Fragment-Based Calculations of Enzymatic Thermochemistry Require Dielectric Boundary Conditions

Electronic structure calculations on enzymes require hundreds of atoms to obtain converged results, but fragment-based approximations offer a cost-effective solution. We present calculations on enzyme models containing 500-600 atoms using the many-body expansion, comparing to benchmarks in which the entire enzyme-substrate complex is described at the same level of density functional theory. When the amino acid fragments contain ionic side chains, the many-body expansion oscillates under vacuum boundary conditions but rapid convergence is restored using low-dielectric boundary conditions. This implies that full-system calculations in the gas phase are inappropriate benchmarks for assessing errors in fragment-based approximations.
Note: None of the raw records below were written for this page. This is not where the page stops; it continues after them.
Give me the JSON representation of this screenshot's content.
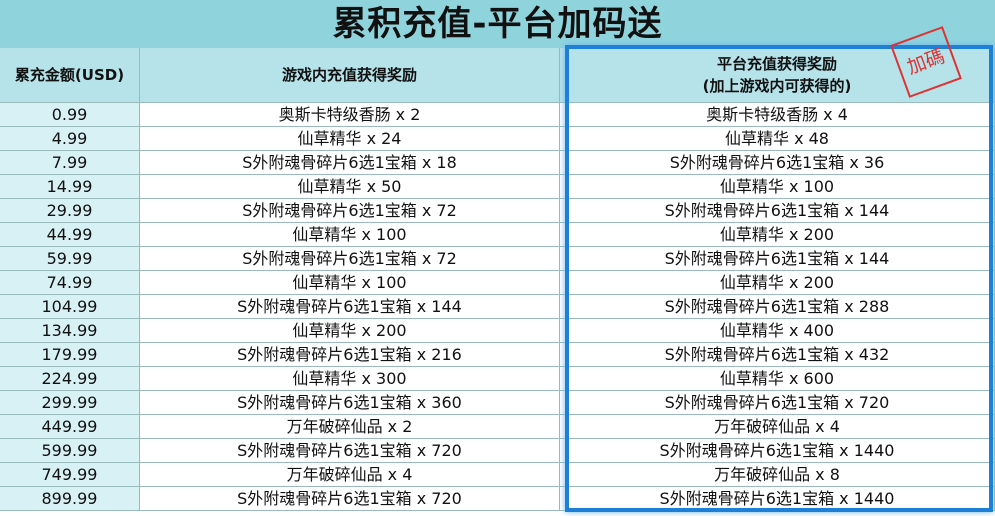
{
  "header": {
    "title": "累积充值-平台加码送",
    "stamp": "加碼"
  },
  "table": {
    "columns": [
      "累充金额(USD)",
      "游戏内充值获得奖励",
      [
        "平台充值获得奖励",
        "(加上游戏内可获得的)"
      ]
    ],
    "rows": [
      [
        "0.99",
        "奥斯卡特级香肠 x 2",
        "奥斯卡特级香肠 x 4"
      ],
      [
        "4.99",
        "仙草精华 x 24",
        "仙草精华 x 48"
      ],
      [
        "7.99",
        "S外附魂骨碎片6选1宝箱 x 18",
        "S外附魂骨碎片6选1宝箱 x 36"
      ],
      [
        "14.99",
        "仙草精华 x 50",
        "仙草精华 x 100"
      ],
      [
        "29.99",
        "S外附魂骨碎片6选1宝箱 x 72",
        "S外附魂骨碎片6选1宝箱 x 144"
      ],
      [
        "44.99",
        "仙草精华 x 100",
        "仙草精华 x 200"
      ],
      [
        "59.99",
        "S外附魂骨碎片6选1宝箱 x 72",
        "S外附魂骨碎片6选1宝箱 x 144"
      ],
      [
        "74.99",
        "仙草精华 x 100",
        "仙草精华 x 200"
      ],
      [
        "104.99",
        "S外附魂骨碎片6选1宝箱 x 144",
        "S外附魂骨碎片6选1宝箱 x 288"
      ],
      [
        "134.99",
        "仙草精华 x 200",
        "仙草精华 x 400"
      ],
      [
        "179.99",
        "S外附魂骨碎片6选1宝箱 x 216",
        "S外附魂骨碎片6选1宝箱 x 432"
      ],
      [
        "224.99",
        "仙草精华 x 300",
        "仙草精华 x 600"
      ],
      [
        "299.99",
        "S外附魂骨碎片6选1宝箱 x 360",
        "S外附魂骨碎片6选1宝箱 x 720"
      ],
      [
        "449.99",
        "万年破碎仙品 x 2",
        "万年破碎仙品 x 4"
      ],
      [
        "599.99",
        "S外附魂骨碎片6选1宝箱 x 720",
        "S外附魂骨碎片6选1宝箱 x 1440"
      ],
      [
        "749.99",
        "万年破碎仙品 x 4",
        "万年破碎仙品 x 8"
      ],
      [
        "899.99",
        "S外附魂骨碎片6选1宝箱 x 720",
        "S外附魂骨碎片6选1宝箱 x 1440"
      ]
    ]
  }
}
A three-body protocol retains sub kilocalorie per mole fidelity with respect to a supersystem calculation, as does a two-body calculation combined with a full-system correction at a low-cost level of theory. These protocols pave the way for application of high-level quantum chemistry to large systems via rigorous, ab initio treatment of many body polarization.

Automated summary

Electronic structure calculations on enzymes with hundreds of atoms can be costly, but fragment-based approximations provide a cost-effective solution. The many-body expansion method allows calculations on enzyme models with 500-600 atoms and compares well with benchmarks. Different boundary conditions can affect the convergence of the calculations, highlighting the need for appropriate assessments of errors in fragment-based approximations. Protocols involving three-body or two-body calculations combined with a full-system correction offer accurate results at a lower computational cost, making high-level quantum chemistry applicable to large systems.